Alex had veel entrees gemaakt op zijn blog sinds hij er eentje had. Velen hiervan waren persoonlijke belevenissen, anderen hielden juist een mening met ergens wat feitjes ertussen gegooid in. Zijn berichten, echter, waren nooit valse leugens en hadden altijd een kern van waarheid, omdat hij goed gebruik maakte van zijn resources. Het was dan ook geen wonder dat hij na een tijdje een heleboel volgers erbij had gekregen – waaronder een aantal die hem toch wel erg aanspraken vanwege het feit dat ze in hetzelfde schuitje zaten. Zo ongeveer. Het gaf hem toentertijd een gevoel van zekerheid; een gevoel dat hij niet alleen was, omdat hij niet de enige was. Alex mocht niet klagen over de steun die hij altijd had gekregen van de mensen om hem heen, want hoewel zijn ouders erg gesloten waren, was de rest juist erg open geweest. Wat zijn vrienden betrof, althans, want hij had ook flink wat gemene opmerkingen moeten verduren tijdens zijn werkperiode in Kanto. Nee, hij was heel erg blij met zijn blog, zeker omdat hij mensen leerde kennen die hem uit de put probeerden te helpen wanneer hij erin vastzat, ondanks het feit dat hij praktisch een wildvreemde voor hen was.
De blonde jongen liet zijn ogen over de vele entrees die hij gemaakt had glijden, stoppend bij een bepaald bericht dat hem nog altijd in zijn dromen achterna zat. De titels mocht hij dan niet van elke post uit zijn hoofd kennen, maar deze stond in zijn geheugen gegrift en zou er waarschijnlijk niet meer uit verdwijnen. De titel was kort en zei verder niet veel over de entree zelf. Het was, voor de nieuwsgierigen onder hen, erg aandachttrekkend, want zelfs Alex voelde de nieuwsgierigheid in hem opborrelen bij het zien van de paar woorden. “C’est la vie,” las hij zachtjes voor. Het was het blogbericht die hij plaatste de dag nadat hij van huis was weggelopen. In eerste instantie was het bericht eigenlijk in zijn moedertaal geschreven. Naderhand besefte hij zich dat niet veel van zijn volgers daadwerkelijk de Franse taal beheerste en paste hij het aan. De titel behield wel zijn originele oorsprong. Dat was in zijn ogen veel beter.

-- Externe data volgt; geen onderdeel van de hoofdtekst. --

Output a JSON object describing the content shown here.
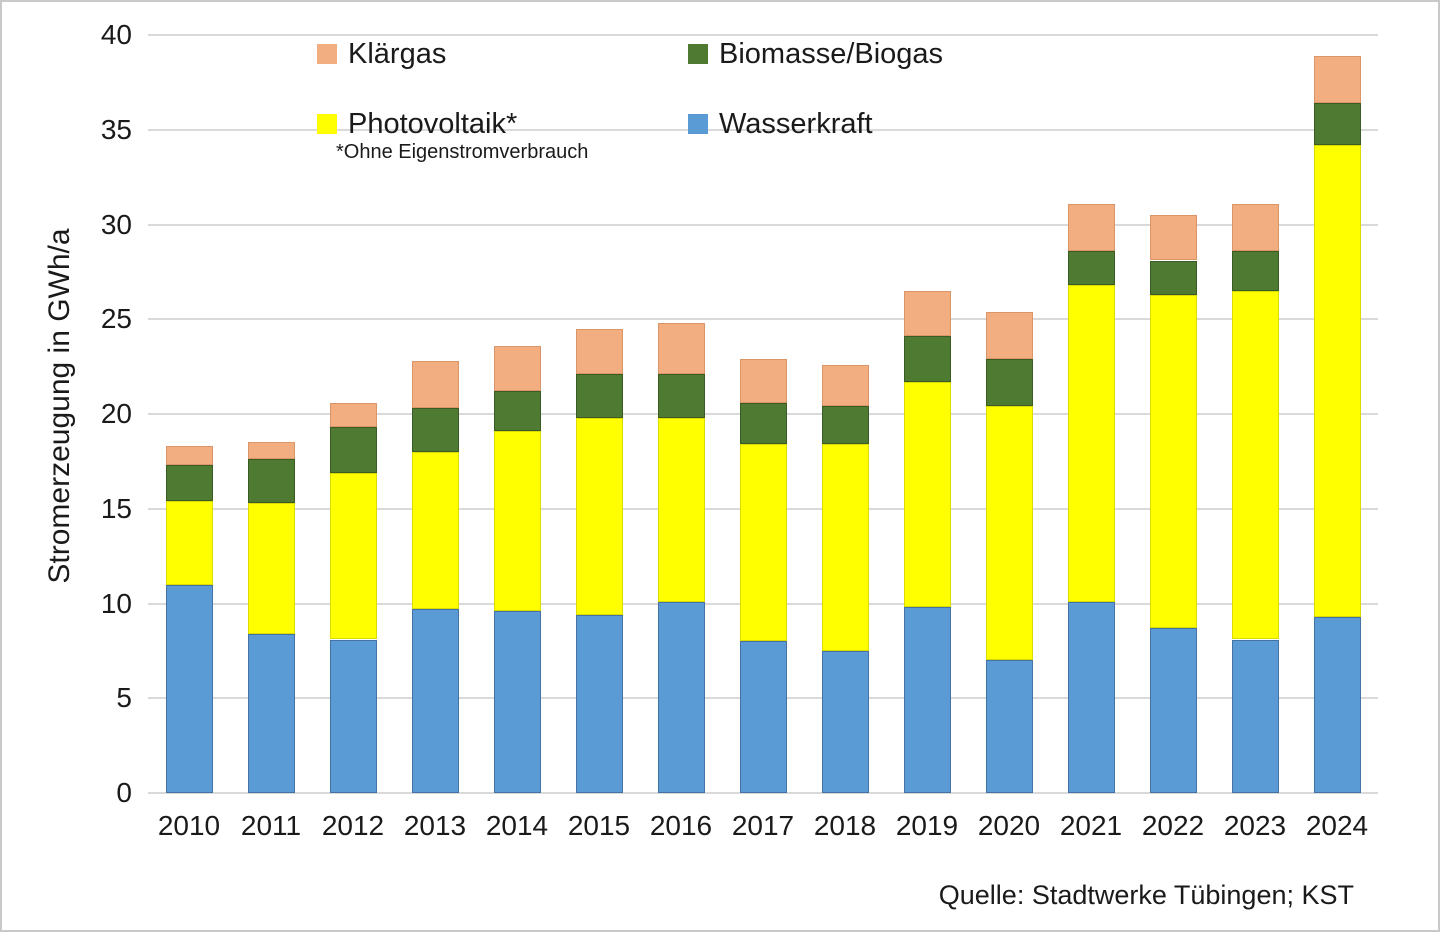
{
  "meta": {
    "source": "Quelle: Stadtwerke Tübingen; KST"
  },
  "colors": {
    "klaergas": "#F2AE81",
    "biomasse_biogas": "#4E7B31",
    "photovoltaik": "#FFFF00",
    "wasserkraft": "#5B9BD5",
    "gridline": "#D9D9D9",
    "text": "#1A1A1A",
    "frame_border": "#C9C9C9"
  },
  "legend": {
    "items": [
      {
        "label": "Klärgas",
        "color": "#F2AE81"
      },
      {
        "label": "Biomasse/Biogas",
        "color": "#4E7B31"
      },
      {
        "label": "Photovoltaik*",
        "color": "#FFFF00"
      },
      {
        "label": "Wasserkraft",
        "color": "#5B9BD5"
      }
    ],
    "footnote": "*Ohne Eigenstromverbrauch"
  },
  "chart_data": {
    "type": "bar",
    "stacked": true,
    "title": "",
    "xlabel": "",
    "ylabel": "Stromerzeugung in GWh/a",
    "unit": "GWh/a",
    "ylim": [
      0,
      40
    ],
    "ytick_step": 5,
    "grid": true,
    "legend_position": "top-inside",
    "categories": [
      "2010",
      "2011",
      "2012",
      "2013",
      "2014",
      "2015",
      "2016",
      "2017",
      "2018",
      "2019",
      "2020",
      "2021",
      "2022",
      "2023",
      "2024"
    ],
    "series": [
      {
        "name": "Wasserkraft",
        "color": "#5B9BD5",
        "border_color": "#4472A4",
        "values": [
          11.0,
          8.4,
          8.1,
          9.7,
          9.6,
          9.4,
          10.1,
          8.0,
          7.5,
          9.8,
          7.0,
          10.1,
          8.7,
          8.1,
          9.3
        ]
      },
      {
        "name": "Photovoltaik*",
        "color": "#FFFF00",
        "border_color": "#DBDB00",
        "values": [
          4.4,
          6.9,
          8.8,
          8.3,
          9.5,
          10.4,
          9.7,
          10.4,
          10.9,
          11.9,
          13.4,
          16.7,
          17.6,
          18.4,
          24.9
        ]
      },
      {
        "name": "Biomasse/Biogas",
        "color": "#4E7B31",
        "border_color": "#3A5B24",
        "values": [
          1.9,
          2.3,
          2.4,
          2.3,
          2.1,
          2.3,
          2.3,
          2.2,
          2.0,
          2.4,
          2.5,
          1.8,
          1.8,
          2.1,
          2.2
        ]
      },
      {
        "name": "Klärgas",
        "color": "#F2AE81",
        "border_color": "#DB9668",
        "values": [
          1.0,
          0.9,
          1.3,
          2.5,
          2.4,
          2.4,
          2.7,
          2.3,
          2.2,
          2.4,
          2.5,
          2.5,
          2.4,
          2.5,
          2.5
        ]
      }
    ],
    "stack_totals": [
      18.3,
      18.5,
      20.6,
      22.8,
      23.6,
      24.5,
      24.8,
      22.9,
      22.6,
      26.5,
      25.4,
      31.1,
      30.5,
      31.1,
      38.9
    ]
  }
}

Alex klikte het niet aan. Hij voelde er vrij weinig voor om oude jeugdherinneringen op te halen als die vol zaten met pijn en verdriet. Waarom hij de entree dan had geschreven? Voornamelijk om zijn gevoelens te kunnen uiten. Hij was niet iemand die zomaar kon zeggen waar hij mee zat. Hij was geen prater. Hij was een schrijver. En na zoveel jaren schrijven, was hij daardoor juist niet verbitterd. Had hij dit nooit gedaan, dan was hij of een kluizenaar geworden of hij was er niet eens meer. De jongeman was zodanig in zijn gedachten verzonken, druk bezig met het typen van een blogbericht, dat hij niet doorhad dat zijn pokémon hun aandacht op iets anders hadden gericht. Ze stonden er nog wel, want Aquarius was te moederlijk om roekeloos ergens op af te lopen, maar ze bewonderden het uitzicht naar Cyllage niet meer. Pas toen Alex opkeek, wanneer hij klaar was met een nieuw entree te maken en antwoord had gegeven op een bepaald persoon hun berichten, merkte hij dat er iets aan de hand was.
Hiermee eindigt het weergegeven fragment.